The $115 Hitachi 750 GB Travelstar 7K750 is one of those high-performance drives aimed at notebooks, compact desktop PCs, all-in-ones, and multimedia devices. Of course, you could always toss it into an external USB- or eSATA-based enclosure and use it as an external repository, too.
As older models are slowly phased out and newer versions are introduced, Hitachi’s line-up contains a mixture of drives with 3 Gb/s and 6 Gb/s SATA interfaces, and even a few products that still employ 512-byte sectors.

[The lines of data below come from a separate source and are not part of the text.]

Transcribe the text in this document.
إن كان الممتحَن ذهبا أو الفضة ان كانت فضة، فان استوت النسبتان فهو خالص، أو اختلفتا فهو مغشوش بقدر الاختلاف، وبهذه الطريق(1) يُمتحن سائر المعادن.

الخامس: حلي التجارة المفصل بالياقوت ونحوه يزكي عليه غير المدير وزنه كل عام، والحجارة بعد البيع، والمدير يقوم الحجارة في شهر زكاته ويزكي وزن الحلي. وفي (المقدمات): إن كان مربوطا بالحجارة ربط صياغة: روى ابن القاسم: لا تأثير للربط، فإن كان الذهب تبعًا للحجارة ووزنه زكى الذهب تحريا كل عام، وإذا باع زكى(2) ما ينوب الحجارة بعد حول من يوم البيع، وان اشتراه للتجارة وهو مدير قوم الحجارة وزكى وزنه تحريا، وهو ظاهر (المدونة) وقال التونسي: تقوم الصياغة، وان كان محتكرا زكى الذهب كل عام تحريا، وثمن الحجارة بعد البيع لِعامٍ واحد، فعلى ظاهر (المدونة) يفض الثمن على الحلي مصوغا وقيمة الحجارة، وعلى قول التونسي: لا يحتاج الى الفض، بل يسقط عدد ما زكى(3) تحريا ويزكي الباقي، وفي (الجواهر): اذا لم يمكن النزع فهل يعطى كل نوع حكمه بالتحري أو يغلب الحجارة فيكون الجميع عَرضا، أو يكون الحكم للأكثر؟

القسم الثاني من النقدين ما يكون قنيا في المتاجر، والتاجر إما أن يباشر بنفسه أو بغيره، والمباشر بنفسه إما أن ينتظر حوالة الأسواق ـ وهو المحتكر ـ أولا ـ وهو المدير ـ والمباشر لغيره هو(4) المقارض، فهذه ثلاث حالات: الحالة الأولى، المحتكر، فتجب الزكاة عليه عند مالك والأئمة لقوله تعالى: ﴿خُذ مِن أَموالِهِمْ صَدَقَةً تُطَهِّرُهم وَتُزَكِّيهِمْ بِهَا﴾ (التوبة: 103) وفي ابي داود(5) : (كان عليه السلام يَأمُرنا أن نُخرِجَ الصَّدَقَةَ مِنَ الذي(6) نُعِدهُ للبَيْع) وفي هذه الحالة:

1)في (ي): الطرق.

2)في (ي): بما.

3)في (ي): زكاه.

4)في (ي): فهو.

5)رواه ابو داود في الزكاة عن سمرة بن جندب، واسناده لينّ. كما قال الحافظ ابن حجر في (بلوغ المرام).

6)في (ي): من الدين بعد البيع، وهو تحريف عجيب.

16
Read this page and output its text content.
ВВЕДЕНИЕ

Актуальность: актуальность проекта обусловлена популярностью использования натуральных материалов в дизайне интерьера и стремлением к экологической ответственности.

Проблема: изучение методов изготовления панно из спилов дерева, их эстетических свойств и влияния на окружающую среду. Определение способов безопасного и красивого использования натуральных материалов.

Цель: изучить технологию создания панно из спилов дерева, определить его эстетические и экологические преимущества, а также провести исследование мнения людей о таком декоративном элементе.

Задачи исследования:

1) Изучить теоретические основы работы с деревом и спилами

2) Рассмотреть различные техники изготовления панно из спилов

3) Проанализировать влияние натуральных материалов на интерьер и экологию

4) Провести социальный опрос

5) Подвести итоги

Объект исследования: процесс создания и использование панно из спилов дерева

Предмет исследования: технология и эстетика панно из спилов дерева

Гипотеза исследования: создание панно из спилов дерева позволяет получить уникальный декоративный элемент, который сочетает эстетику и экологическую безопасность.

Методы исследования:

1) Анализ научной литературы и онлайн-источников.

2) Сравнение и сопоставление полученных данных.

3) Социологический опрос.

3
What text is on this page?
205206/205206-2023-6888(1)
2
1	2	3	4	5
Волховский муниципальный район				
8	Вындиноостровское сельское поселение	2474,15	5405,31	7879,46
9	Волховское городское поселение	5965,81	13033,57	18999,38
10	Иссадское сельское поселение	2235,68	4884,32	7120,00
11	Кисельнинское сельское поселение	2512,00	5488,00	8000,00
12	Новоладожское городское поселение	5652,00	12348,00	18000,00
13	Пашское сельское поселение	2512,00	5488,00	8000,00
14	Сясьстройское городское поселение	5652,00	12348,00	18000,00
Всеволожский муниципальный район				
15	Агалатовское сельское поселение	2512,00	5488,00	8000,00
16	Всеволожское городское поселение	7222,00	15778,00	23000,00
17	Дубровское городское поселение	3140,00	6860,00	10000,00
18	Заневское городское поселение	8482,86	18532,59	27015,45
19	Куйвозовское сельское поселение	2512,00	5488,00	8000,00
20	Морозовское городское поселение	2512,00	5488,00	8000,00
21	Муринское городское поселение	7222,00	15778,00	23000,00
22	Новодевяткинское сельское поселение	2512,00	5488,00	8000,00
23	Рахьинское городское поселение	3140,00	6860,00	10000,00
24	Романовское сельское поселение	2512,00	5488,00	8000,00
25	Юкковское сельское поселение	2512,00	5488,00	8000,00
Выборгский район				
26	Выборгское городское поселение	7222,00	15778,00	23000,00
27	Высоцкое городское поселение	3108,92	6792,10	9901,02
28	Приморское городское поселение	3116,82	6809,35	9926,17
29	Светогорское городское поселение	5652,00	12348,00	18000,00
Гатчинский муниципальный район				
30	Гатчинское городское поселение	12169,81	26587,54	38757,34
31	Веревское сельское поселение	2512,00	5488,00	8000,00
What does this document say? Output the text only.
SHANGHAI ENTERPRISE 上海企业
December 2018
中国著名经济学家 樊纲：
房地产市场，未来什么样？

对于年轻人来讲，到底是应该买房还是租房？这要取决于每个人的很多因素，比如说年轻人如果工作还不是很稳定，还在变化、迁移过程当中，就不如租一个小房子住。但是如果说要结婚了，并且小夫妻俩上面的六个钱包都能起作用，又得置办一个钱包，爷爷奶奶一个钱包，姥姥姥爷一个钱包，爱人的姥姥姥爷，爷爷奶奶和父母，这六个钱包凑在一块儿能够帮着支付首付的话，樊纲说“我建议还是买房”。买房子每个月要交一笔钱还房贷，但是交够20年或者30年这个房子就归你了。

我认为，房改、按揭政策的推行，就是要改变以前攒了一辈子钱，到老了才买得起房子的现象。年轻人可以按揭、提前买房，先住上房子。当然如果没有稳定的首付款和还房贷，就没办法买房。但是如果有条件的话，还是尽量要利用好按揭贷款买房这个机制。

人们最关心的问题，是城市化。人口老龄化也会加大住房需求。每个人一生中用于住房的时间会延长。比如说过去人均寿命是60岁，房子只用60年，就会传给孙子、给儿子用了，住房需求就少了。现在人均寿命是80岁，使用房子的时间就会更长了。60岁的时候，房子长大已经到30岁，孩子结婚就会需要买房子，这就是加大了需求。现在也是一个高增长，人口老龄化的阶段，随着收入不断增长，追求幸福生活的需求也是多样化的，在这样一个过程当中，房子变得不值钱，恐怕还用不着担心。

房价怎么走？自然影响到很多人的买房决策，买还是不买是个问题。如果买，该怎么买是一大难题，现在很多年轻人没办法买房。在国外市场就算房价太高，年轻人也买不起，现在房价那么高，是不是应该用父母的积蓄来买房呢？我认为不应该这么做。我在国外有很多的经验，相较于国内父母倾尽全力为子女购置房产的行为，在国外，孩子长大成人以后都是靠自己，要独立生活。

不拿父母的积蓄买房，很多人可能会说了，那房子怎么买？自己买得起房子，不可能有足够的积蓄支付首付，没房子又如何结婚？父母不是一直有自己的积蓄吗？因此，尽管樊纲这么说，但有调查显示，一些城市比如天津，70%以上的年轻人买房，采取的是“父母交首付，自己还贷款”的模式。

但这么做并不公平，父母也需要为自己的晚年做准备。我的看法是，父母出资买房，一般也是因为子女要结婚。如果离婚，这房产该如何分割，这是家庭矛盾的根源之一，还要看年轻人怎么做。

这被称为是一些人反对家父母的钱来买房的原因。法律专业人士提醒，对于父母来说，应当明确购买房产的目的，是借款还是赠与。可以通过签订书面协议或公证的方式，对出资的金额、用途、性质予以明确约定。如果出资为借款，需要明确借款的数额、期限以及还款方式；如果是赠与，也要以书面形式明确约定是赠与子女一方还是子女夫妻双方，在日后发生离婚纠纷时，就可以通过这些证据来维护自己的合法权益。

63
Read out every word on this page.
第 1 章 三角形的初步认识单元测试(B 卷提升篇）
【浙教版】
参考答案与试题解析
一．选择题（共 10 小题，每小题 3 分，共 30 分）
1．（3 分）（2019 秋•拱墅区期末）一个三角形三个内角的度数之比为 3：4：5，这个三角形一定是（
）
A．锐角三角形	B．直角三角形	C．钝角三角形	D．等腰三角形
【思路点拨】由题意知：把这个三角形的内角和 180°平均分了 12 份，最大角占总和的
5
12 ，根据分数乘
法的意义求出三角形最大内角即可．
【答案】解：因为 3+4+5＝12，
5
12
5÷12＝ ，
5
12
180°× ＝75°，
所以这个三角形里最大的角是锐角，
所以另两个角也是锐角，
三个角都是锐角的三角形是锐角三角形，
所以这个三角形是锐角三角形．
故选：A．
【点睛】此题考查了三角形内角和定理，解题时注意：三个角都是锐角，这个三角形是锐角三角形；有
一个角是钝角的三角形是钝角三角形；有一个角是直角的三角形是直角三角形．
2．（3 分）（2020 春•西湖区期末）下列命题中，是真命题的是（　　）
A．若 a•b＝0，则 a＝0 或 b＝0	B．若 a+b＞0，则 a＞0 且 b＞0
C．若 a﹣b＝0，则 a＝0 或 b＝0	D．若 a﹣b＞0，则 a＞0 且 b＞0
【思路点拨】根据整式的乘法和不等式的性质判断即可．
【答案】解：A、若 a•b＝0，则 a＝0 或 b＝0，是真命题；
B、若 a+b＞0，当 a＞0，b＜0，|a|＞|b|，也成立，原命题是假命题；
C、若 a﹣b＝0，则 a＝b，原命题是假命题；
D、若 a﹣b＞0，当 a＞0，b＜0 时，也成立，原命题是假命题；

The new 2.5“ Travelstar 7K750 model features 16 MB of cache, a 3 Gb/s SATA interface, and AF sectors (the physical sector size is 4 KB, but 512-byte sectors are emulated). Data is stored on two 375 GB platters with 502 Gb per square inch data density. Since the disk holds just two platters, it's able to fit within a 9.5 mm Z-height, and should consequently slide into any notebook.
Performance
The Travelstar 7K750 is a very fast mobile disk, averaging 98 MB/s sequential read and write rates, putting it on a par with Western Digital's Scorpio Black WD7500BPKT (the chart leader). Western Digital's drive only wins by a slim margin after averaging the maximum, average, and minimum data rates of the two competitors. Other 7200 RPM specimens, such as the Seagate Momentus and Momentus XT, trail the 7K750 and Scorpio Black by 6 MB/s.
Hampered by 5400 RPM spindles, the three other disks in our update, Hitachi's Travelstar 5K1000, Toshiba's MQ010A, and Western Digital's Scorpio Blue, naturally trail the 7200 RPM 7K750 by a significant margin.
With average access times of 16.4 ms (read) and 15.5 ms (write), the Hitachi disk lands in the middle of the pack. Occasionally, though, its power draw is slightly higher than average. For example, idle power sits at 0.8 W, while the maximum value among its competitors is 0.6 W. But average power use seems pretty normal, and a 59.6-point performance-per-watt rating is better than the other three drives. Western Digital's Scorpio Blue WD10JPVT tops the performance-per-watt chart with an outstanding score of 78.1.
Other Travelstar 7K750 Models
Apart from the model we tested, Hitachi offers two other variants. One model has hardware encryption support, called BDE (Bulk Data Encryption), and another model boasting enhanced availability (EA) is rated for for 24/7 operation.
The EA models are intended for mission-critical systems, such as blade servers, routers, RAID configurations, and surveillance systems. Unfortunately, MTBF data is not available for any of the three drives.
For reference, though, the standard model number ends in 4, while the BDE-enabled disk's model number ends in 1. The EA variant has the letter E instead of S as the third character in the model sequence (S for standard and E for enhanced).